The lawmakers are examining the transaction that has drawn the attention in investment circles and are commanding a piece of information from Central Bank on how teachers were duped into investing money in a business that has failed to make profits in the last 6 years.
Led by Kirinyaga Senator Charles Kibiru on Wednesday, the committee asked that the due diligence reports of the transaction by the Central Bank of Kenya (CBK), Ernst & Young (financial advisors), and the lawyers that drafted the transaction agreement to be tabled.
The committee also demands to have the latest audited financial statements of Mwalimu Sacco to ascertain the financial well-being of a society owned by more than 75,000 teachers.
The reports are required by May 4, 2021, when senators will question individuals in a closed-door sitting.
“It is a surprise that all of a sudden after Mr. Merali has sold his shares we have a situation where as a bank you are looking for a strategic partner. Does it mean that the due diligence was never done properly before Mwalimu Sacco got into this mess? Because it looks like a mess,” said Senator Kibiru, the committee’s chairman.
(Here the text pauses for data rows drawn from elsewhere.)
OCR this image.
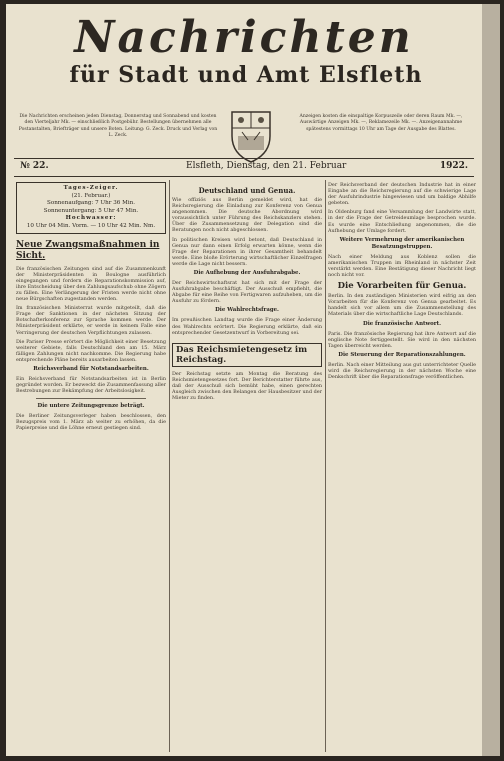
Nachrichten
für Stadt und Amt Elsfleth
Die Nachrichten erscheinen jeden Dienstag, Donnerstag und Sonnabend und kosten den Vierteljahr Mk. — einschließlich Postgebühr. Bestellungen übernehmen alle Postanstalten, Briefträger und unsere Boten. Leitung: G. Zeck. Druck und Verlag von L. Zeck.
Anzeigen kosten die einspaltige Korpuszeile oder deren Raum Mk. —, Auswärtige Anzeigen Mk. —, Reklamezeile Mk. —. Anzeigenannahme spätestens vormittags 10 Uhr am Tage der Ausgabe des Blattes.
№ 22.	Elsfleth, Dienstag, den 21. Februar	1922.
Tages-Zeiger.
(21. Februar.)
Sonnenaufgang: 7 Uhr 36 Min.
Sonnenuntergang: 5 Uhr 47 Min.
Hochwasser:
10 Uhr 04 Min. Vorm. — 10 Uhr 42 Min. Nm.
Neue Zwangsmaßnahmen in Sicht.

Die französischen Zeitungen sind auf die Zusammenkunft der Ministerpräsidenten in Boulogne ausführlich eingegangen und fordern die Reparationskommission auf, ihre Entscheidung über den Zahlungsaufschub ohne Zögern zu fällen. Eine Verlängerung der Fristen werde nicht ohne neue Bürgschaften zugestanden werden.

Im französischen Ministerrat wurde mitgeteilt, daß die Frage der Sanktionen in der nächsten Sitzung der Botschafterkonferenz zur Sprache kommen werde. Der Ministerpräsident erklärte, er werde in keinem Falle eine Verringerung der deutschen Verpflichtungen zulassen.

Die Pariser Presse erörtert die Möglichkeit einer Besetzung weiterer Gebiete, falls Deutschland den am 15. März fälligen Zahlungen nicht nachkomme. Die Regierung habe entsprechende Pläne bereits ausarbeiten lassen.

Reichsverband für Notstandsarbeiten.

Ein Reichsverband für Notstandsarbeiten ist in Berlin gegründet worden. Er bezweckt die Zusammenfassung aller Bestrebungen zur Bekämpfung der Arbeitslosigkeit.

Die untere Zeitungsgrenze beträgt.

Die Berliner Zeitungsverleger haben beschlossen, den Bezugspreis vom 1. März ab weiter zu erhöhen, da die Papierpreise und die Löhne erneut gestiegen sind.

Deutschland und Genua.

Wie offiziös aus Berlin gemeldet wird, hat die Reichsregierung die Einladung zur Konferenz von Genua angenommen. Die deutsche Abordnung wird voraussichtlich unter Führung des Reichskanzlers stehen. Über die Zusammensetzung der Delegation sind die Beratungen noch nicht abgeschlossen.

In politischen Kreisen wird betont, daß Deutschland in Genua nur dann einen Erfolg erwarten könne, wenn die Frage der Reparationen in ihrer Gesamtheit behandelt werde. Eine bloße Erörterung wirtschaftlicher Einzelfragen werde die Lage nicht bessern.

Die Aufhebung der Ausfuhrabgabe.

Der Reichswirtschaftsrat hat sich mit der Frage der Ausfuhrabgabe beschäftigt. Der Ausschuß empfiehlt, die Abgabe für eine Reihe von Fertigwaren aufzuheben, um die Ausfuhr zu fördern.

Die Wahlrechtsfrage.

Im preußischen Landtag wurde die Frage einer Änderung des Wahlrechts erörtert. Die Regierung erklärte, daß ein entsprechender Gesetzentwurf in Vorbereitung sei.

Das Reichsmietengesetz im Reichstag.

Der Reichstag setzte am Montag die Beratung des Reichsmietengesetzes fort. Der Berichterstatter führte aus, daß der Ausschuß sich bemüht habe, einen gerechten Ausgleich zwischen den Belangen der Hausbesitzer und der Mieter zu finden.

Der Reichsverband der deutschen Industrie hat in einer Eingabe an die Reichsregierung auf die schwierige Lage der Ausfuhrindustrie hingewiesen und um baldige Abhilfe gebeten.

In Oldenburg fand eine Versammlung der Landwirte statt, in der die Frage der Getreideumlage besprochen wurde. Es wurde eine Entschließung angenommen, die die Aufhebung der Umlage fordert.

Weitere Vermehrung der amerikanischen Besatzungstruppen.

Nach einer Meldung aus Koblenz sollen die amerikanischen Truppen im Rheinland in nächster Zeit verstärkt werden. Eine Bestätigung dieser Nachricht liegt noch nicht vor.

Die Vorarbeiten für Genua.

Berlin. In den zuständigen Ministerien wird eifrig an den Vorarbeiten für die Konferenz von Genua gearbeitet. Es handelt sich vor allem um die Zusammenstellung des Materials über die wirtschaftliche Lage Deutschlands.

Die französische Antwort.

Paris. Die französische Regierung hat ihre Antwort auf die englische Note fertiggestellt. Sie wird in den nächsten Tagen überreicht werden.

Die Steuerung der Reparationszahlungen.

Berlin. Nach einer Mitteilung aus gut unterrichteter Quelle wird die Reichsregierung in der nächsten Woche eine Denkschrift über die Reparationsfrage veröffentlichen.
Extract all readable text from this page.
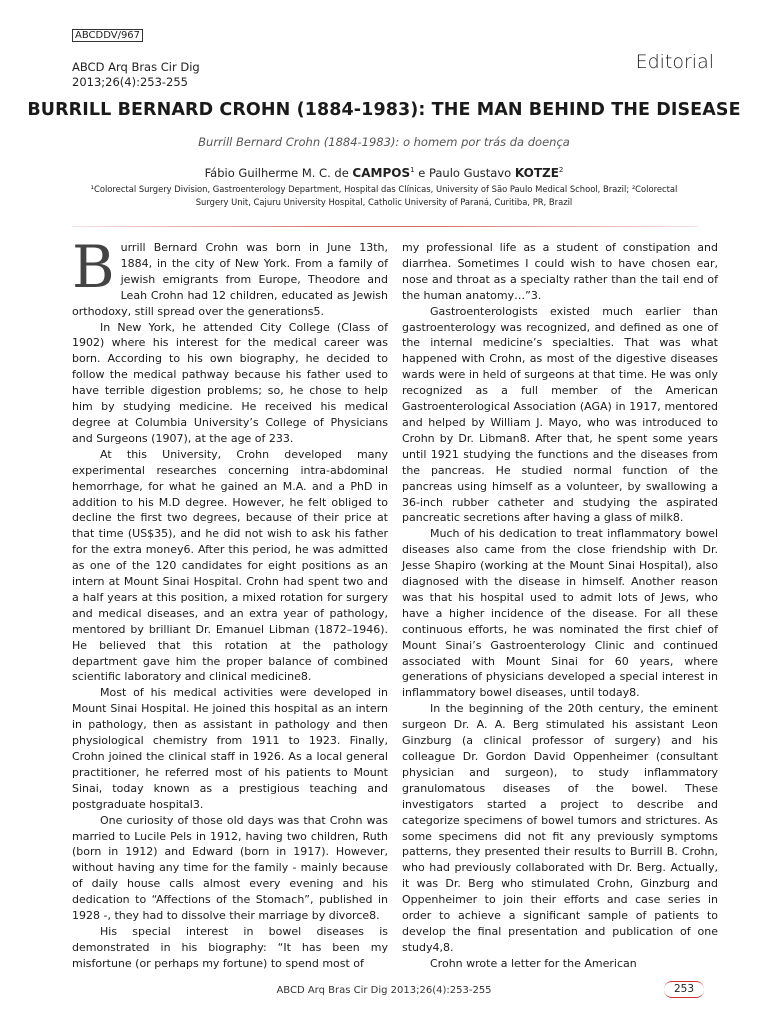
ABCDDV/967
ABCD Arq Bras Cir Dig
2013;26(4):253-255
Editorial
BURRILL BERNARD CROHN (1884-1983): THE MAN BEHIND THE DISEASE
Burrill Bernard Crohn (1884-1983): o homem por trás da doença
Fábio Guilherme M. C. de CAMPOS$^1$ e Paulo Gustavo KOTZE$^2$
¹Colorectal Surgery Division, Gastroenterology Department, Hospital das Clínicas, University of São Paulo Medical School, Brazil; ²Colorectal Surgery Unit, Cajuru University Hospital, Catholic University of Paraná, Curitiba, PR, Brazil

Burrill Bernard Crohn was born in June 13th, 1884, in the city of New York. From a family of jewish emigrants from Europe, Theodore and Leah Crohn had 12 children, educated as Jewish orthodoxy, still spread over the generations5.

In New York, he attended City College (Class of 1902) where his interest for the medical career was born. According to his own biography, he decided to follow the medical pathway because his father used to have terrible digestion problems; so, he chose to help him by studying medicine. He received his medical degree at Columbia University’s College of Physicians and Surgeons (1907), at the age of 233.

At this University, Crohn developed many experimental researches concerning intra-abdominal hemorrhage, for what he gained an M.A. and a PhD in addition to his M.D degree. However, he felt obliged to decline the first two degrees, because of their price at that time (US$35), and he did not wish to ask his father for the extra money6. After this period, he was admitted as one of the 120 candidates for eight positions as an intern at Mount Sinai Hospital. Crohn had spent two and a half years at this position, a mixed rotation for surgery and medical diseases, and an extra year of pathology, mentored by brilliant Dr. Emanuel Libman (1872–1946). He believed that this rotation at the pathology department gave him the proper balance of combined scientific laboratory and clinical medicine8.

Most of his medical activities were developed in Mount Sinai Hospital. He joined this hospital as an intern in pathology, then as assistant in pathology and then physiological chemistry from 1911 to 1923. Finally, Crohn joined the clinical staff in 1926. As a local general practitioner, he referred most of his patients to Mount Sinai, today known as a prestigious teaching and postgraduate hospital3.

One curiosity of those old days was that Crohn was married to Lucile Pels in 1912, having two children, Ruth (born in 1912) and Edward (born in 1917). However, without having any time for the family - mainly because of daily house calls almost every evening and his dedication to “Affections of the Stomach”, published in 1928 -, they had to dissolve their marriage by divorce8.

His special interest in bowel diseases is demonstrated in his biography: “It has been my misfortune (or perhaps my fortune) to spend most of

my professional life as a student of constipation and diarrhea. Sometimes I could wish to have chosen ear, nose and throat as a specialty rather than the tail end of the human anatomy…”3.

Gastroenterologists existed much earlier than gastroenterology was recognized, and defined as one of the internal medicine’s specialties. That was what happened with Crohn, as most of the digestive diseases wards were in held of surgeons at that time. He was only recognized as a full member of the American Gastroenterological Association (AGA) in 1917, mentored and helped by William J. Mayo, who was introduced to Crohn by Dr. Libman8. After that, he spent some years until 1921 studying the functions and the diseases from the pancreas. He studied normal function of the pancreas using himself as a volunteer, by swallowing a 36-inch rubber catheter and studying the aspirated pancreatic secretions after having a glass of milk8.

Much of his dedication to treat inflammatory bowel diseases also came from the close friendship with Dr. Jesse Shapiro (working at the Mount Sinai Hospital), also diagnosed with the disease in himself. Another reason was that his hospital used to admit lots of Jews, who have a higher incidence of the disease. For all these continuous efforts, he was nominated the first chief of Mount Sinai’s Gastroenterology Clinic and continued associated with Mount Sinai for 60 years, where generations of physicians developed a special interest in inflammatory bowel diseases, until today8.

In the beginning of the 20th century, the eminent surgeon Dr. A. A. Berg stimulated his assistant Leon Ginzburg (a clinical professor of surgery) and his colleague Dr. Gordon David Oppenheimer (consultant physician and surgeon), to study inflammatory granulomatous diseases of the bowel. These investigators started a project to describe and categorize specimens of bowel tumors and strictures. As some specimens did not fit any previously symptoms patterns, they presented their results to Burrill B. Crohn, who had previously collaborated with Dr. Berg. Actually, it was Dr. Berg who stimulated Crohn, Ginzburg and Oppenheimer to join their efforts and case series in order to achieve a significant sample of patients to develop the final presentation and publication of one study4,8.

Crohn wrote a letter for the American

ABCD Arq Bras Cir Dig 2013;26(4):253-255	253
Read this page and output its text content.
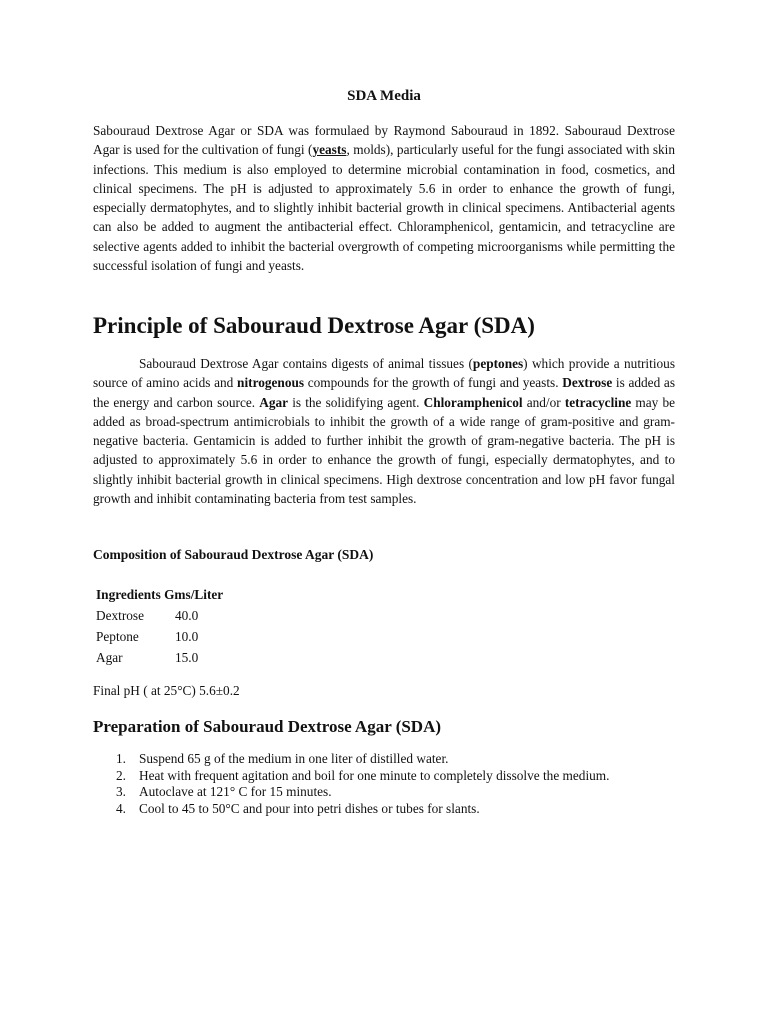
SDA Media

Sabouraud Dextrose Agar or SDA was formulaed by Raymond Sabouraud in 1892. Sabouraud Dextrose Agar is used for the cultivation of fungi (yeasts, molds), particularly useful for the fungi associated with skin infections. This medium is also employed to determine microbial contamination in food, cosmetics, and clinical specimens. The pH is adjusted to approximately 5.6 in order to enhance the growth of fungi, especially dermatophytes, and to slightly inhibit bacterial growth in clinical specimens. Antibacterial agents can also be added to augment the antibacterial effect. Chloramphenicol, gentamicin, and tetracycline are selective agents added to inhibit the bacterial overgrowth of competing microorganisms while permitting the successful isolation of fungi and yeasts.

Principle of Sabouraud Dextrose Agar (SDA)

Sabouraud Dextrose Agar contains digests of animal tissues (peptones) which provide a nutritious source of amino acids and nitrogenous compounds for the growth of fungi and yeasts. Dextrose is added as the energy and carbon source. Agar is the solidifying agent. Chloramphenicol and/or tetracycline may be added as broad-spectrum antimicrobials to inhibit the growth of a wide range of gram-positive and gram-negative bacteria. Gentamicin is added to further inhibit the growth of gram-negative bacteria. The pH is adjusted to approximately 5.6 in order to enhance the growth of fungi, especially dermatophytes, and to slightly inhibit bacterial growth in clinical specimens. High dextrose concentration and low pH favor fungal growth and inhibit contaminating bacteria from test samples.

Composition of Sabouraud Dextrose Agar (SDA)
Ingredients Gms/Liter	
Dextrose	40.0
Peptone	10.0
Agar	15.0

Final pH ( at 25°C) 5.6±0.2

Preparation of Sabouraud Dextrose Agar (SDA)
1. Suspend 65 g of the medium in one liter of distilled water.
2. Heat with frequent agitation and boil for one minute to completely dissolve the medium.
3. Autoclave at 121° C for 15 minutes.
4. Cool to 45 to 50°C and pour into petri dishes or tubes for slants.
The senators also discovered that the transaction between Mwalimu Sacco and Merali share sale is pending approval by the Registrar of Companies and that the financial advisors, Ernst & Young, gave a clean bill of health to the transaction and later got appointed as auditors of the bank.
The Sacco cited the bank’s woes of huge deposit withdrawal by Mr. Merali and the panic in the banking business that led to investors withdrawing deposits from small banking institutions.
“One thing as an investor representing Mwalimu National Sacco, which we are aware of, is that when Mr. Merali was still part of the bank he had huge deposits there which he, later on, withdrew in 2016 to the tune of Ksh1.7 billion ($15.74 million) and coupled with what happened at Imperial Bank and Chase Bank there was some sort of panic and there were also withdrawals by the customers so I think this weakened the financial base of the bank,” Wellington Otiende the SACCO chairman informed the committee.
The financial advisors, Ernst & Young, have also been blamed for failing to weigh the ‘risk’ considering that Spire Bank, was being pressed together by just a single person with a tremendous amount of deposits.
The bank’s data reveals that at least Ksh9 billion ($81.81 million) worth of deposits have been withdrawn by customers between the years 2015-2020, with total deposits declining from Ksh14.3 billion ($130 million) in 2014 to Ksh4.82 billion ($43.81 million) in the third quarter of 2021.
customers’ Loans and advances also reduced by Ksh7.16 billion ($65.09 million) to Ksh2.9 billion while net losses worsened to Ksh783.58 million ($7.12 million) from Ksh326.43 million ($2.96 million) during the same period.
The bank acquired Ksh8.13 billion ($73.9 million) in losses leading to liquidity and capital deficiencies as entire shareholder funds turned to negative Ksh1.32 billion ($12 million) in the 9-month period to September 30, while core capital operating in the negative territory of Ksh2.36 billion ($21.45 million) as opposed to the statutory limit of Ksh1 billion.
About 75,000 teachers who have invested in the Mwalimu Sacco are crying foul on how their investment was carried out without proper due diligence putting their hard-earned savings at risk.
Mwalimu’s Sacco’s fundamental investment of Ksh2.4 billion ($21.81 million) in the bank has since been diluted by about 50 percent (Ksh1.2 billion). Its share sale deal has been opposed by numerous agencies before until 2014 when they decided to give approvals.
The Co-operative Alliance of Kenya had raised a red flag on the credibility of the whole transaction, claiming that due process was not observed.
Six years ago, Mwalimu Sacco took ownership of Spire Bank (previously Equatorial Commercial Bank), by earning 75 percent shareholding from the billionaire businessman Mr. Merali at a price of Ksh2.4 billion.
In November 2020, Sacco obtained 100 percent ownership of the bank by purchasing the outstanding 25 percent shares held by Mr. Merali.
In 2019, top Kenyan lawyers led by Paul Muite and Ahmednasir Abdulahi called for the arrest of Sameer Africa’s chairman Naushad Merali after millions of shillings were swindled.
The lawyers, wanted Merali arrested for engaging in graft as it was alleged that he was trying to bribe President Kenyatta. Seven suspects were later arrested and charged for impersonating President Uhuru to obtain a Ksh80 million facilitation fee for a land deal in the capital city. The seven denied the charges and were freed on a Ksh 20,000 each.